Mayat 22 Migran dan Pengungsi Ditemukan di Lepas Pantai Libya Dalam Keadaan Mengerikan
RIAU24.COM - Organisasi Bulan Sabit Merah Libya telah menemukan jasad 22 pengungsi dan migran di lepas pantai kota pesisir Zwara pada hari Minggu, kata Organisasi Internasional untuk Migrasi (IOM), kemungkinan besar berasal dari kapal karam yang terjadi pekan lalu.
Pada hari Rabu, IOM dan badan pengungsi PBB mengatakan setidaknya 45 pengungsi dan migran, termasuk lima anak, tewas dalam kecelakaan kapal terburuk yang dilaporkan sepanjang tahun ini di lepas pantai Libya.
Safa Msehli, juru bicara IOM di Jenewa, mengatakan kepada kantor berita AFP pada hari Minggu bahwa kemungkinan 22 jenazah berasal dari tenggelam yang sama, "mengingat lokasi yang dilaporkan dari bangkai kapal itu".
"Mayat yang ditemukan hari ini semuanya laki-laki Afrika.

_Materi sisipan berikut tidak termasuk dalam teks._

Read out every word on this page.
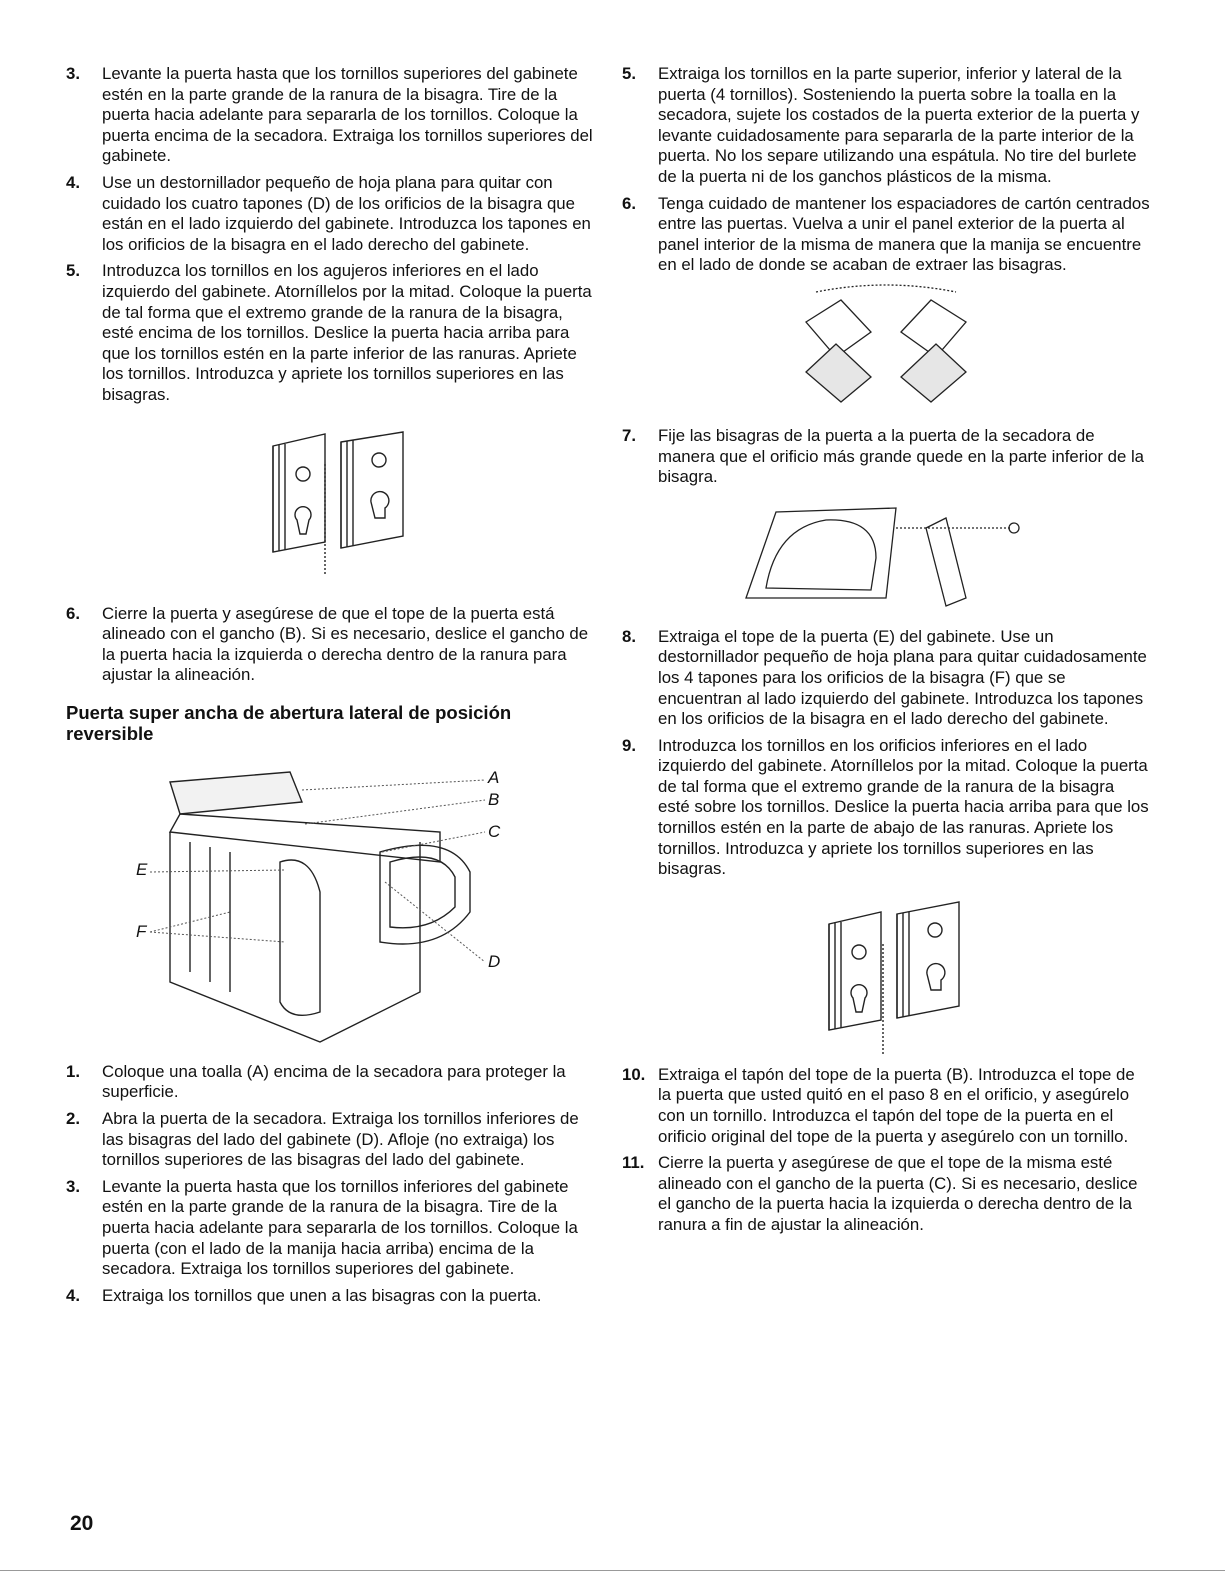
3.	Levante la puerta hasta que los tornillos superiores del gabinete estén en la parte grande de la ranura de la bisagra. Tire de la puerta hacia adelante para separarla de los tornillos. Coloque la puerta encima de la secadora. Extraiga los tornillos superiores del gabinete.
4.	Use un destornillador pequeño de hoja plana para quitar con cuidado los cuatro tapones (D) de los orificios de la bisagra que están en el lado izquierdo del gabinete. Introduzca los tapones en los orificios de la bisagra en el lado derecho del gabinete.
5.	Introduzca los tornillos en los agujeros inferiores en el lado izquierdo del gabinete. Atorníllelos por la mitad. Coloque la puerta de tal forma que el extremo grande de la ranura de la bisagra, esté encima de los tornillos. Deslice la puerta hacia arriba para que los tornillos estén en la parte inferior de las ranuras. Apriete los tornillos. Introduzca y apriete los tornillos superiores en las bisagras.
6.	Cierre la puerta y asegúrese de que el tope de la puerta está alineado con el gancho (B). Si es necesario, deslice el gancho de la puerta hacia la izquierda o derecha dentro de la ranura para ajustar la alineación.
Puerta super ancha de abertura lateral de posición reversible
A
B
C
D
E
F
1.	Coloque una toalla (A) encima de la secadora para proteger la superficie.
2.	Abra la puerta de la secadora. Extraiga los tornillos inferiores de las bisagras del lado del gabinete (D). Afloje (no extraiga) los tornillos superiores de las bisagras del lado del gabinete.
3.	Levante la puerta hasta que los tornillos inferiores del gabinete estén en la parte grande de la ranura de la bisagra. Tire de la puerta hacia adelante para separarla de los tornillos. Coloque la puerta (con el lado de la manija hacia arriba) encima de la secadora. Extraiga los tornillos superiores del gabinete.
4.	Extraiga los tornillos que unen a las bisagras con la puerta.
5.	Extraiga los tornillos en la parte superior, inferior y lateral de la puerta (4 tornillos). Sosteniendo la puerta sobre la toalla en la secadora, sujete los costados de la puerta exterior de la puerta y levante cuidadosamente para separarla de la parte interior de la puerta. No los separe utilizando una espátula. No tire del burlete de la puerta ni de los ganchos plásticos de la misma.
6.	Tenga cuidado de mantener los espaciadores de cartón centrados entre las puertas. Vuelva a unir el panel exterior de la puerta al panel interior de la misma de manera que la manija se encuentre en el lado de donde se acaban de extraer las bisagras.
7.	Fije las bisagras de la puerta a la puerta de la secadora de manera que el orificio más grande quede en la parte inferior de la bisagra.
8.	Extraiga el tope de la puerta (E) del gabinete. Use un destornillador pequeño de hoja plana para quitar cuidadosamente los 4 tapones para los orificios de la bisagra (F) que se encuentran al lado izquierdo del gabinete. Introduzca los tapones en los orificios de la bisagra en el lado derecho del gabinete.
9.	Introduzca los tornillos en los orificios inferiores en el lado izquierdo del gabinete. Atorníllelos por la mitad. Coloque la puerta de tal forma que el extremo grande de la ranura de la bisagra esté sobre los tornillos. Deslice la puerta hacia arriba para que los tornillos estén en la parte de abajo de las ranuras. Apriete los tornillos. Introduzca y apriete los tornillos superiores en las bisagras.
10. Extraiga el tapón del tope de la puerta (B). Introduzca el tope de la puerta que usted quitó en el paso 8 en el orificio, y asegúrelo con un tornillo. Introduzca el tapón del tope de la puerta en el orificio original del tope de la puerta y asegúrelo con un tornillo.
11. Cierre la puerta y asegúrese de que el tope de la misma esté alineado con el gancho de la puerta (C). Si es necesario, deslice el gancho de la puerta hacia la izquierda o derecha dentro de la ranura a fin de ajustar la alineación.
20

Kami masih belum memiliki informasi tentang kewarganegaraannya," tambahnya.
Pada hari Minggu, AlarmPhone, jaringan aktivis yang memberi tahu pihak berwenang tentang kapal-kapal yang mengalami kesusahan di Mediterania, melaporkan bahwa tiga bangkai kapal lagi terjadi di Mediterania tengah antara 17 Agustus dan 20 Agustus.
"Setelah berhari-hari mengumpulkan kesaksian dari para penyintas, berbicara dengan kerabat orang yang hilang dan pemeriksaan silang, kami sekarang dapat mengkonfirmasi setidaknya empat bangkai kapal terjadi di Mediterania tengah antara 17 dan 20 Agustus," katanya.
"Beberapa mayat telah terdampar di pantai Mediterania sejak itu."
Setidaknya 497 pengungsi dan migran diketahui tewas dalam rute tersebut sepanjang tahun ini, menurut proyek Migran Hilang IOM. Pihak berwenang menekankan bahwa angka sebenarnya kemungkinan besar jauh lebih tinggi.
Libya bertindak sebagai pintu gerbang utama bagi orang Afrika yang berharap bisa mencapai Eropa.
Ada lebih dari 636.000 pengungsi dan migran saat ini di Libya, menurut IOM. Pertempuran di negara itu membahayakan mereka saat mereka menunggu untuk menyeberangi laut dengan harapan mencapai Eropa, melintasi salah satu rute migrasi paling mematikan di dunia.
Sejak 2014, lebih dari 20.000 pengungsi dan migran tewas di laut saat mencoba mencapai Eropa dari Afrika.
Selain jumlah korban adalah mereka yang dipulangkan secara paksa dari Eropa, terutama ke Libya, yang digambarkan sebagai "neraka" oleh mereka yang selamat dari cobaan dalam perjalanan mereka.
Sejak Februari 2017, setidaknya 36.000 orang telah dicegat oleh penjaga pantai Libya dan dikembalikan ke negara Afrika Utara itu, menurut data PBB. Investigasi Associated Press mengungkapkan Uni Eropa mengirim lebih dari 327,9 juta euro ($ 373,8 juta) ke Libya, sebagian besar disalurkan melalui badan-badan PBB.
UE juga dilaporkan telah menghabiskan lebih dari 90 juta euro ($ 100 juta) untuk mendanai dan melatih penjaga pantai Libya untuk menghentikan penyeberangan. "Orang Eropa membiarkan orang tenggelam dan membawa mereka ke Libya, karena itu mudah bagi mereka," kata Alarmphone mengutip salah seorang yang selamat.
"Saya tidak percaya apa yang terjadi pada kami. Kami tenggelam dan ada api di mana-mana. Tidak ada yang datang. Beberapa kapal bisa menyelamatkan kami. Tapi tidak ada yang datang. Kami masih hidup berkat para nelayan yang menyelamatkan kami."